Museum exhibitions are almost always conceived based on a selection that is well tested, thematic, monographic or chronological. In recent years, art centres have been tempted to encourage artists to take responsibility for the subjectivity of their choice. This freedom is not always taken on by the curators, who are made to act like authors – as if this is an important word! In a gallery, freedom is left up to the owner. If they want to "make" the authors, they can. Natalie Seroussi and Michel Rein might not have not been left deprived by having their "stories" cluttering up the works. Of the 12 participants selected by the galleries, eleven are shared between the two. But they do not share the same affinities.

Love Me Tender (2000), Didier Faustino’s sadistic chair that gleams with devilish beauty, shares the space with three constructionist lamps of aluminium by Le Chevallier (1920), a photograph of Gordon Matta-Clark’s architectural deconstruction (Conical Intersect, 1975), and Off the Grid, which is a worksite grill recovered and then plated with gold and boa skin by Franck Scurti in 2013. The space becomes a conceptual proof that creates more than just a formal acquaintance between the works, but instead provides an artistic orthodoxy that is a mainstay of the works.
And it's almost a happy ending when Natalie Seroussi offers a Metaphysical drawing by De Chirico from 1917 next to the delicate Forme à clé, which Raphaël Zarka photographed on the same palette of the Italian painter in the latter’s studio. To be clear, this exhibition has not been designed by accident, but rather by powerful intuition.

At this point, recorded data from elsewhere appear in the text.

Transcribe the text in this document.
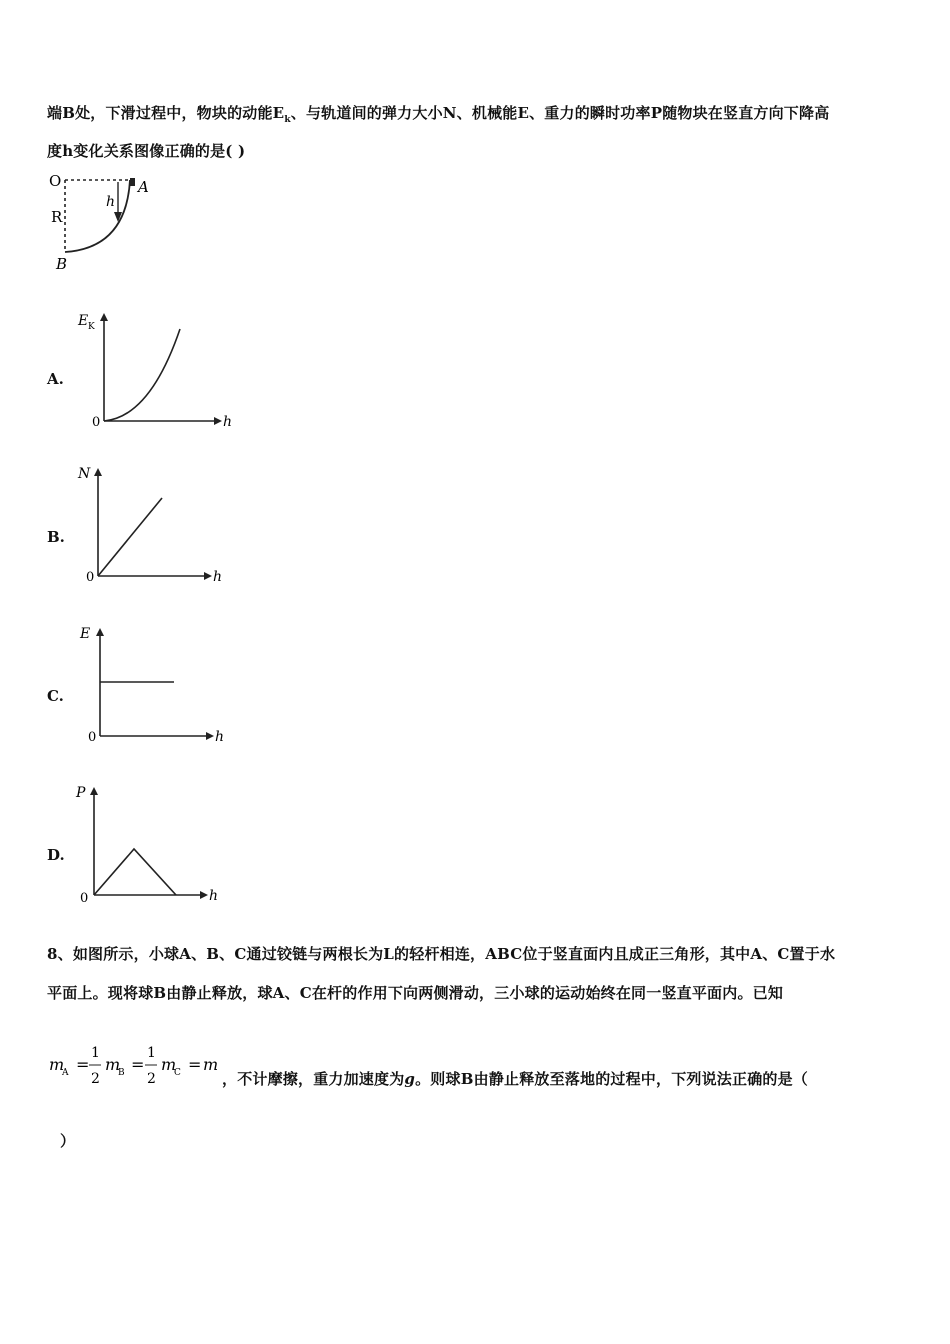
端B处，下滑过程中，物块的动能$E_k$、与轨道间的弹力大小N、机械能E、重力的瞬时功率P随物块在竖直方向下降高
度h变化关系图像正确的是( )
O	A
R
h
B
A.
E K
h
0
B.
N
h
0
C.
E
h
0
D.
P
h
0
8、如图所示，小球A、B、C通过铰链与两根长为L的轻杆相连，ABC位于竖直面内且成正三角形，其中A、C置于水
平面上。现将球B由静止释放，球A、C在杆的作用下向两侧滑动，三小球的运动始终在同一竖直平面内。已知
m
A =
1
2
m
B =
1
2
m
C = m
，不计摩擦，重力加速度为g。则球B由静止释放至落地的过程中，下列说法正确的是（
）
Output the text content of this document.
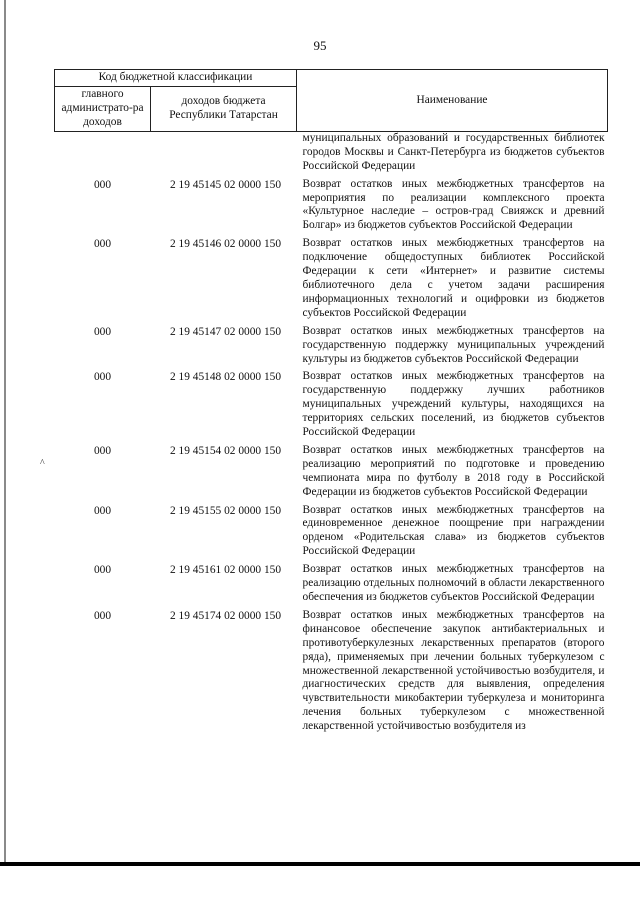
95
^
Код бюджетной классификации		Наименование
главного администрато-ра доходов	доходов бюджета Республики Татарстан	
		муниципальных образований и государственных библиотек городов Москвы и Санкт-Петербурга из бюджетов субъектов Российской Федерации
000	2 19 45145 02 0000 150	Возврат остатков иных межбюджетных трансфертов на мероприятия по реализации комплексного проекта «Культурное наследие – остров-град Свияжск и древний Болгар» из бюджетов субъектов Российской Федерации
000	2 19 45146 02 0000 150	Возврат остатков иных межбюджетных трансфертов на подключение общедоступных библиотек Российской Федерации к сети «Интернет» и развитие системы библиотечного дела с учетом задачи расширения информационных технологий и оцифровки из бюджетов субъектов Российской Федерации
000	2 19 45147 02 0000 150	Возврат остатков иных межбюджетных трансфертов на государственную поддержку муниципальных учреждений культуры из бюджетов субъектов Российской Федерации
000	2 19 45148 02 0000 150	Возврат остатков иных межбюджетных трансфертов на государственную поддержку лучших работников муниципальных учреждений культуры, находящихся на территориях сельских поселений, из бюджетов субъектов Российской Федерации
000	2 19 45154 02 0000 150	Возврат остатков иных межбюджетных трансфертов на реализацию мероприятий по подготовке и проведению чемпионата мира по футболу в 2018 году в Российской Федерации из бюджетов субъектов Российской Федерации
000	2 19 45155 02 0000 150	Возврат остатков иных межбюджетных трансфертов на единовременное денежное поощрение при награждении орденом «Родительская слава» из бюджетов субъектов Российской Федерации
000	2 19 45161 02 0000 150	Возврат остатков иных межбюджетных трансфертов на реализацию отдельных полномочий в области лекарственного обеспечения из бюджетов субъектов Российской Федерации
000	2 19 45174 02 0000 150	Возврат остатков иных межбюджетных трансфертов на финансовое обеспечение закупок антибактериальных и противотуберкулезных лекарственных препаратов (второго ряда), применяемых при лечении больных туберкулезом с множественной лекарственной устойчивостью возбудителя, и диагностических средств для выявления, определения чувствительности микобактерии туберкулеза и мониторинга лечения больных туберкулезом с множественной лекарственной устойчивостью возбудителя из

It has taken the eyes of two galleries to develop this dialogue, which is like sending smoke signals from one side of the river to the other, in codes that are specific to each and indecipherable to the everyman. But in the end, in the beauty of this gesture we find understanding. For what fulfils the interest of this game is that it leaves its place and responsibility to the visitor, who can never be in both places at the same time. The spectator will be forced to see, to leave, to forget, and to remember, as they leave one to reach the other, or be satisfied with just one half. I myself have done nothing more than play a part with the notes of others, but the little music that comes out belongs to me. This is the gift that “Walkie-Talkie" offers to its visitors: that of inviting them to create dialogue.